Miguel hesitou, o olhar se tornando mais sério. “Ele estava em negociações para comprar uma parte das terras da sua família. Negociações que seu pai estava resistindo. As dívidas que sua mãe mencionou… talvez fossem o motivo pelo qual seu pai estava sendo pressionado. E o incêndio… bem, ele aconteceu logo depois que seu pai recusou a oferta final de Vasconcelos.”

A revelação atingiu Aurora como um raio. Eduardo Vasconcelos. Aquele nome que pairava em sua memória, agora ganhava um rosto, uma intenção. Um homem de negócios inescrupuloso, capaz de um ato tão terrível para conseguir o que queria.

“Então… então foi ele que causou o incêndio?” Aurora sussurrou, a voz trêmula.

Miguel a segurou pelos ombros, seus olhos fixos nos dela. “Não tenho certeza absoluta, Aurora. Mas as circunstâncias são muito suspeitas. A memória que você teve, a carta de sua mãe, as informações que descobri… tudo aponta para ele. Mas ainda há muitas peças que não se encaixam.”

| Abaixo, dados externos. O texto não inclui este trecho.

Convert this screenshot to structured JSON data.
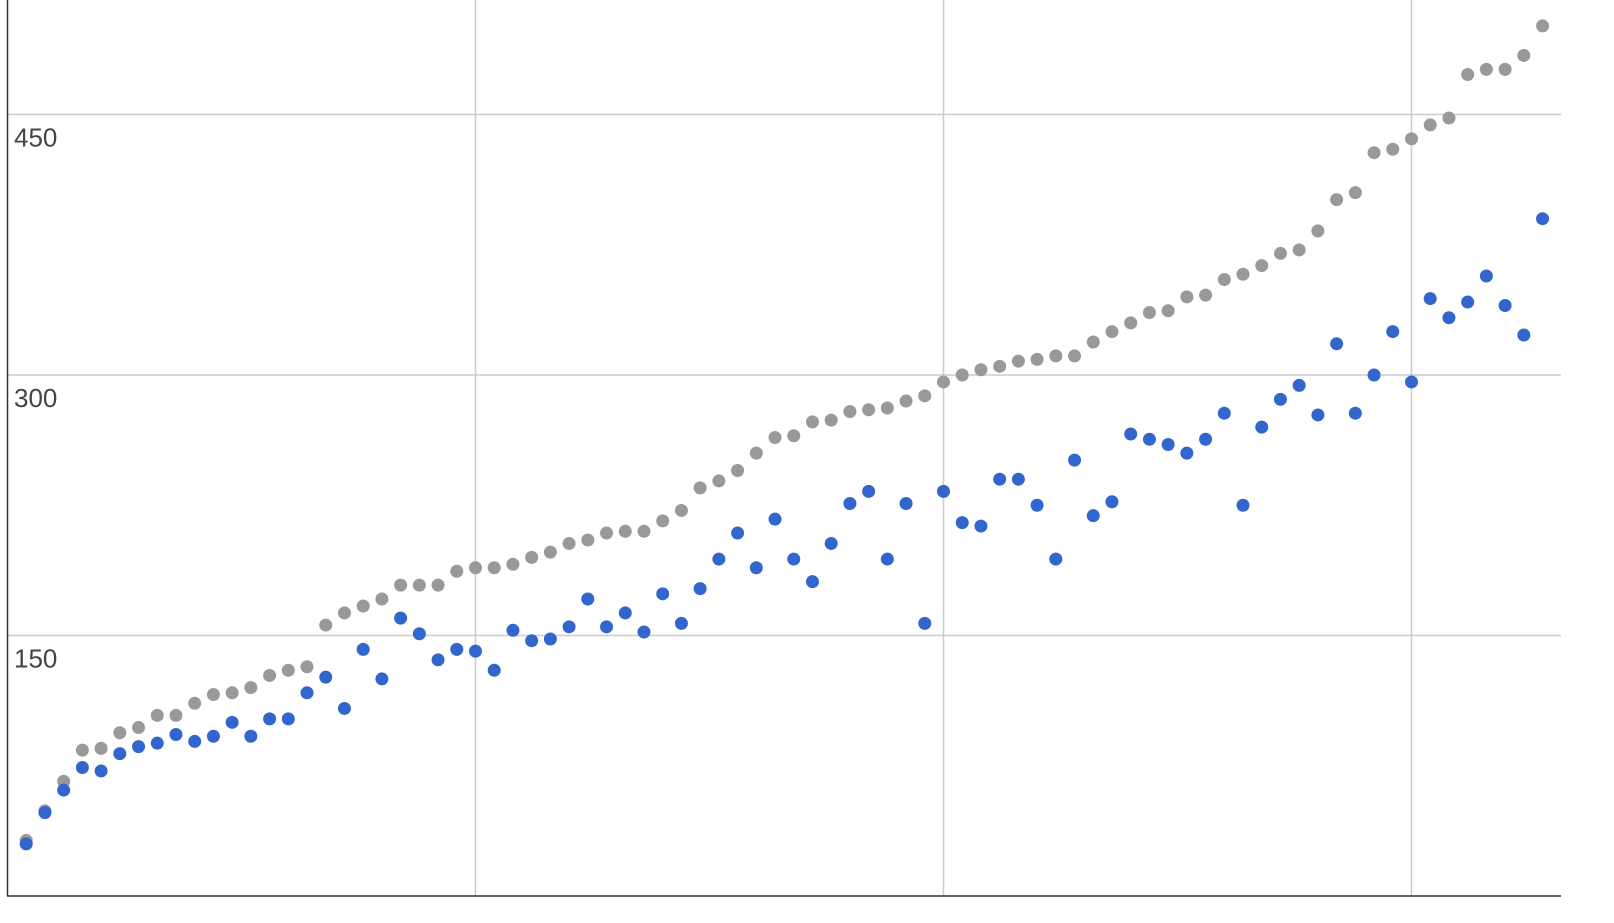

Aurora sentiu um misto de alívio e terror. Alívio por ter uma resposta, por ter um nome para a sombra que a assombrava. Terror pela possibilidade de que essa verdade fosse ainda mais sombria do que imaginava. O amor de Miguel por ela era inegável, sua dedicação era palpável. Mas a verdade sobre Eduardo Vasconcelos lançava uma nova luz sobre o passado, uma luz que revelava perigos que eles ainda não conseguiam compreender completamente. E, mais perturbador ainda, Aurora sentia que a memória incompleta que a assombrava ainda guardava mais segredos, segredos que poderiam abalar os alicerces de tudo o que eles haviam construído.